The biggest reasons calorie counting fails are inaccurate measurement and underestimation. Common mistakes include underestimating food portions (estimating 20-30% less than reality), overestimating exercise calorie burn (machines and apps give inflated numbers), ignoring liquid calories (juice, coffee drinks, and alcohol are high in calories but low in satiety), ignoring cooking methods (frying is 30-50% higher in calories than grilling), overlooking sauces and dressings (1 tablespoon of mayonnaise = 100 kcal), and offsetting weekday efforts with weekend overeating (two days of weekend overeating can cancel out five weekdays of deficit). For accurate tracking, use a food scale (eyeballing is inaccurate), read food labels carefully (distinguish per-serving vs. total content), use calorie-tracking apps (such as MyFitnessPal or Samsung Health with rich food databases), check restaurant nutrition information when eating out, log every ingredient when cooking (including oil and seasoning), and record every drink and snack. Also avoid overly low intake (below 1,200 kcal for women, 1,500 kcal for men), which causes metabolic slowdown, muscle loss, nutrient imbalance, and the yo-yo effect; instead of expecting fast results, aim for gradual loss of 0.5-1kg per week. Focusing only on calories while ignoring nutrient balance, or overeating even healthy foods, can still lead to weight gain, so a comprehensive approach is needed.
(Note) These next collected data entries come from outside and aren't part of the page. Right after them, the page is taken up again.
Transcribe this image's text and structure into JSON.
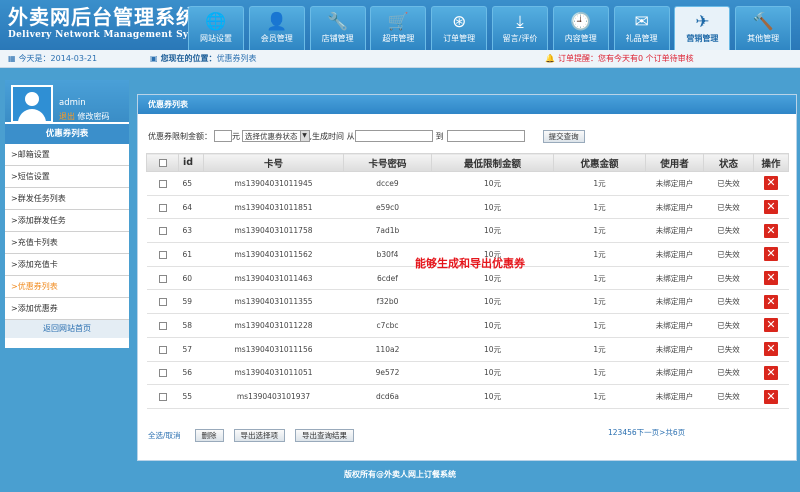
{
  "header": {
    "title_cn": "外卖网后台管理系统",
    "title_en": "Delivery Network Management System"
  },
  "nav": [
    {
      "label": "网站设置",
      "icon": "globe-icon",
      "glyph": "🌐"
    },
    {
      "label": "会员管理",
      "icon": "user-icon",
      "glyph": "👤"
    },
    {
      "label": "店铺管理",
      "icon": "tools-icon",
      "glyph": "🔧"
    },
    {
      "label": "超市管理",
      "icon": "cart-icon",
      "glyph": "🛒"
    },
    {
      "label": "订单管理",
      "icon": "film-reel-icon",
      "glyph": "⊛"
    },
    {
      "label": "留言/评价",
      "icon": "download-icon",
      "glyph": "⤓"
    },
    {
      "label": "内容管理",
      "icon": "clock-icon",
      "glyph": "🕘"
    },
    {
      "label": "礼品管理",
      "icon": "mail-icon",
      "glyph": "✉"
    },
    {
      "label": "营销管理",
      "icon": "plane-icon",
      "glyph": "✈"
    },
    {
      "label": "其他管理",
      "icon": "hammer-icon",
      "glyph": "🔨"
    }
  ],
  "active_nav": 8,
  "infobar": {
    "today": "今天是：2014-03-21",
    "location_label": "您现在的位置：",
    "location": "优惠券列表",
    "alert": "订单提醒：您有今天有0 个订单待审核"
  },
  "sidebar": {
    "username": "admin",
    "logout": "退出",
    "change_password": "修改密码",
    "title": "优惠券列表",
    "items": [
      ">邮箱设置",
      ">短信设置",
      ">群发任务列表",
      ">添加群发任务",
      ">充值卡列表",
      ">添加充值卡",
      ">优惠券列表",
      ">添加优惠券"
    ],
    "active_index": 6,
    "footer": "返回网站首页"
  },
  "panel": {
    "title": "优惠券列表",
    "filter": {
      "min_amount_label": "优惠券限制金额：",
      "unit": "元",
      "status_select": "选择优惠券状态",
      "time_label": ",生成时间 从",
      "to_label": "到",
      "submit": "提交查询"
    },
    "columns": [
      "id",
      "卡号",
      "卡号密码",
      "最低限制金额",
      "优惠金额",
      "使用者",
      "状态",
      "操作"
    ],
    "rows": [
      {
        "id": "65",
        "card": "ms13904031011945",
        "pwd": "dcce9",
        "min": "10元",
        "amount": "1元",
        "user": "未绑定用户",
        "status": "已失效"
      },
      {
        "id": "64",
        "card": "ms13904031011851",
        "pwd": "e59c0",
        "min": "10元",
        "amount": "1元",
        "user": "未绑定用户",
        "status": "已失效"
      },
      {
        "id": "63",
        "card": "ms13904031011758",
        "pwd": "7ad1b",
        "min": "10元",
        "amount": "1元",
        "user": "未绑定用户",
        "status": "已失效"
      },
      {
        "id": "61",
        "card": "ms13904031011562",
        "pwd": "b30f4",
        "min": "10元",
        "amount": "1元",
        "user": "未绑定用户",
        "status": "已失效"
      },
      {
        "id": "60",
        "card": "ms13904031011463",
        "pwd": "6cdef",
        "min": "10元",
        "amount": "1元",
        "user": "未绑定用户",
        "status": "已失效"
      },
      {
        "id": "59",
        "card": "ms13904031011355",
        "pwd": "f32b0",
        "min": "10元",
        "amount": "1元",
        "user": "未绑定用户",
        "status": "已失效"
      },
      {
        "id": "58",
        "card": "ms13904031011228",
        "pwd": "c7cbc",
        "min": "10元",
        "amount": "1元",
        "user": "未绑定用户",
        "status": "已失效"
      },
      {
        "id": "57",
        "card": "ms13904031011156",
        "pwd": "110a2",
        "min": "10元",
        "amount": "1元",
        "user": "未绑定用户",
        "status": "已失效"
      },
      {
        "id": "56",
        "card": "ms13904031011051",
        "pwd": "9e572",
        "min": "10元",
        "amount": "1元",
        "user": "未绑定用户",
        "status": "已失效"
      },
      {
        "id": "55",
        "card": "ms1390403101937",
        "pwd": "dcd6a",
        "min": "10元",
        "amount": "1元",
        "user": "未绑定用户",
        "status": "已失效"
      }
    ],
    "annotation": "能够生成和导出优惠券",
    "bottom": {
      "select_all": "全选/取消",
      "delete": "删除",
      "export_selected": "导出选择项",
      "export_results": "导出查询结果"
    },
    "pager": "123456下一页>共6页"
  },
  "footer": "版权所有@外卖人网上订餐系统"
}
Regular reassessment (recalculating TDEE every 2-4 weeks) and flexible adjustment (adjusting calories as weight changes) are also keys to success.

よくある質問

How many calories should I eat to lose weight?
Generally, eating 500 kcal/day below your TDEE yields about 0.5kg loss per week. However, a minimum of 1,200 kcal for women and 1,500 kcal for men is recommended, as too low an intake can slow your metabolism.
How is the time-to-goal estimated?
One kilogram of fat is about 7,700 kcal. Weekly weight change is the daily calorie adjustment × 7 ÷ 7,700, from which the number of weeks per 1kg of change is derived.